Breaking Kirchhoff's Law in Nonlinear Thermal Emission

TL;DR

This paper demonstrates broadband nonreciprocal thermal radiation by breaking Kirchhoff's law via nonlinear optical frequency conversion, enabling advanced thermal management applications such as cooling and energy harvesting.

Contribution

It introduces a novel experimental method to achieve broadband nonreciprocal thermal emission by breaking Kirchhoff's law through nonlinear optical processes in scattering media.

Findings

Successful demonstration of nonreciprocal broadband thermal radiation.

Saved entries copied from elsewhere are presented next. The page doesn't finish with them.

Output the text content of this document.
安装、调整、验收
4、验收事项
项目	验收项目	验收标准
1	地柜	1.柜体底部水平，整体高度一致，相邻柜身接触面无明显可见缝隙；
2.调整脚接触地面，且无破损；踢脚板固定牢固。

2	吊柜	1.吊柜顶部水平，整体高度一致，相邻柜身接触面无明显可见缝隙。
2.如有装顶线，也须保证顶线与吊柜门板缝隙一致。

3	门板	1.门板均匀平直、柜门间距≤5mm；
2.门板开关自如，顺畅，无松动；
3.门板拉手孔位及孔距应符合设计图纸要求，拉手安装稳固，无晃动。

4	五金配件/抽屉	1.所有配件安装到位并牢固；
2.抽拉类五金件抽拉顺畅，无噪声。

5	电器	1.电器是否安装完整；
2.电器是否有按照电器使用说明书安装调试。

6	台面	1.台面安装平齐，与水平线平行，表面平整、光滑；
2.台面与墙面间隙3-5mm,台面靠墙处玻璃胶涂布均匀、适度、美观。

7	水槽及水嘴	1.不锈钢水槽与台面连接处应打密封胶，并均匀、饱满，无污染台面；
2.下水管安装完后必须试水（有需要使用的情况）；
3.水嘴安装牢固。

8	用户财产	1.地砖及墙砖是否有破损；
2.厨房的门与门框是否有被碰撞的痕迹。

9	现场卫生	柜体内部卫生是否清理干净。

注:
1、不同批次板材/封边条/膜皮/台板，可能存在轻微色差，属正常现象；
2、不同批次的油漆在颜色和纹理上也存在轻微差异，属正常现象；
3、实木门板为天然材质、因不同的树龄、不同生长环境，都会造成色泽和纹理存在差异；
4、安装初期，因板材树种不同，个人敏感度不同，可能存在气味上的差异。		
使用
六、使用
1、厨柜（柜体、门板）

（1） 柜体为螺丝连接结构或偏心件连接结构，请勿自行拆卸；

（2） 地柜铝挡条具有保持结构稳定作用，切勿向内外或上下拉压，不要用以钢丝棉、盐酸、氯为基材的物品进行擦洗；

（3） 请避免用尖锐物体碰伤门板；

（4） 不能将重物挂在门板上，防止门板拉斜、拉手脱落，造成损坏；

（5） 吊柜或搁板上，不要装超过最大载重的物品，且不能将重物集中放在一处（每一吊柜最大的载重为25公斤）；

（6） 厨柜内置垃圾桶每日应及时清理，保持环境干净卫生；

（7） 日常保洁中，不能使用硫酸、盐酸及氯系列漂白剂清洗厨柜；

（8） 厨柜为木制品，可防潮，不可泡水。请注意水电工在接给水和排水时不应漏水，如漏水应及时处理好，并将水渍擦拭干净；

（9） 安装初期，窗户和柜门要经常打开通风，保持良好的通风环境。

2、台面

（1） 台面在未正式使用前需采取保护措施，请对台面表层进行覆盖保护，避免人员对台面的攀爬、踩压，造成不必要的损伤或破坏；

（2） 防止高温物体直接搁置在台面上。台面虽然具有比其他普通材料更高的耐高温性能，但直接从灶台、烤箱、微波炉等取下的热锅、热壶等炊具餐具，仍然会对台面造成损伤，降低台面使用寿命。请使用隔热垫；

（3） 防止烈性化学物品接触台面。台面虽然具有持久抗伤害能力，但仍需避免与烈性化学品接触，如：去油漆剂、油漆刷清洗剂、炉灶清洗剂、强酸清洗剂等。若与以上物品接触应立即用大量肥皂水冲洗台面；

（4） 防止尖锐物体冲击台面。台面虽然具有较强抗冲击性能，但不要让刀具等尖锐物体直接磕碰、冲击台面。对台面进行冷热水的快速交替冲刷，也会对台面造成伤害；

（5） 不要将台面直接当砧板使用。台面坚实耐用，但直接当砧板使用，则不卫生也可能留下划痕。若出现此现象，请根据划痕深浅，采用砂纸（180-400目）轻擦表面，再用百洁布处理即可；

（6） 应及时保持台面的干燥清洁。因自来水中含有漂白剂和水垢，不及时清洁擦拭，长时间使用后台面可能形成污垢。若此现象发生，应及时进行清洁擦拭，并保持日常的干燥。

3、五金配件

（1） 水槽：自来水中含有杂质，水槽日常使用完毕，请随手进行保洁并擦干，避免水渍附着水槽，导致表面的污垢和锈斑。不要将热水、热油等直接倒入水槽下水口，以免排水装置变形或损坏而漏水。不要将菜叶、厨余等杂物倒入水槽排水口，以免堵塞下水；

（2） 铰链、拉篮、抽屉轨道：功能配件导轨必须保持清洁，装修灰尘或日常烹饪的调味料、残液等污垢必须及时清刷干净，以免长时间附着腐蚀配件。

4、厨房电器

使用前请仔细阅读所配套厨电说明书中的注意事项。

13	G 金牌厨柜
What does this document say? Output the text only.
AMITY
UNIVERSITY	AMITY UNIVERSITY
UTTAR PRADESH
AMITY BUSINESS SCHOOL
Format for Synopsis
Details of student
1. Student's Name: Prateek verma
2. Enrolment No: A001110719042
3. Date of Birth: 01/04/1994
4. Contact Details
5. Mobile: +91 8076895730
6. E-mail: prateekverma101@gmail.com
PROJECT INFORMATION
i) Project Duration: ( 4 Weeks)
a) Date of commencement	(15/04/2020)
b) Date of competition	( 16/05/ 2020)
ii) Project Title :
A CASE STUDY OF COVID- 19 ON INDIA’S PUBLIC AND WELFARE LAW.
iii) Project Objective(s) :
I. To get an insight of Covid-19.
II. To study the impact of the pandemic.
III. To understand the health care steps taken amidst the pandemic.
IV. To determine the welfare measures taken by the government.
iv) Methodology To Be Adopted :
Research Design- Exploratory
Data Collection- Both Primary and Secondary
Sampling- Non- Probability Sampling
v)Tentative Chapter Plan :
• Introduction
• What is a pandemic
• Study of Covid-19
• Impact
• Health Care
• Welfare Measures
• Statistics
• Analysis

Evidence of active radiation cooling via nonlinear thermal emission.

Potential applications in thermal management and infrared camouflage.

Abstract

Thermal radiation is strictly governed by Kirchhoff s law to reach thermal equilibrium. The violation of Kirchhoff s law decouples nonreciprocally the equity between absorptivity and emissivity, enabling exotic thermal engineering applications. However, achieving broadband nonreciprocal thermal emissivity and absorptivity remains a challenge. Here we experimentally demonstrate nonreciprocal and broadband thermal radiation by breaking Kirchhoff s law through nonlinear optical frequency conversion in a scattering medium. Thermal blackbody radiation is upconverted through sum-frequency generation with an intense infrared pump, while broadband conversion is enabled by the critical random quasi-phase-matching condition in the nonlinear nanocrystals. Moreover, a temporal transient measurement also indicates a possible active radiation cooling through such nonlinear thermal radiation. These results may pave a new way for nonlinear and active thermal management in critical applications like radiation cooling, energy harvesting, and infrared camouflage.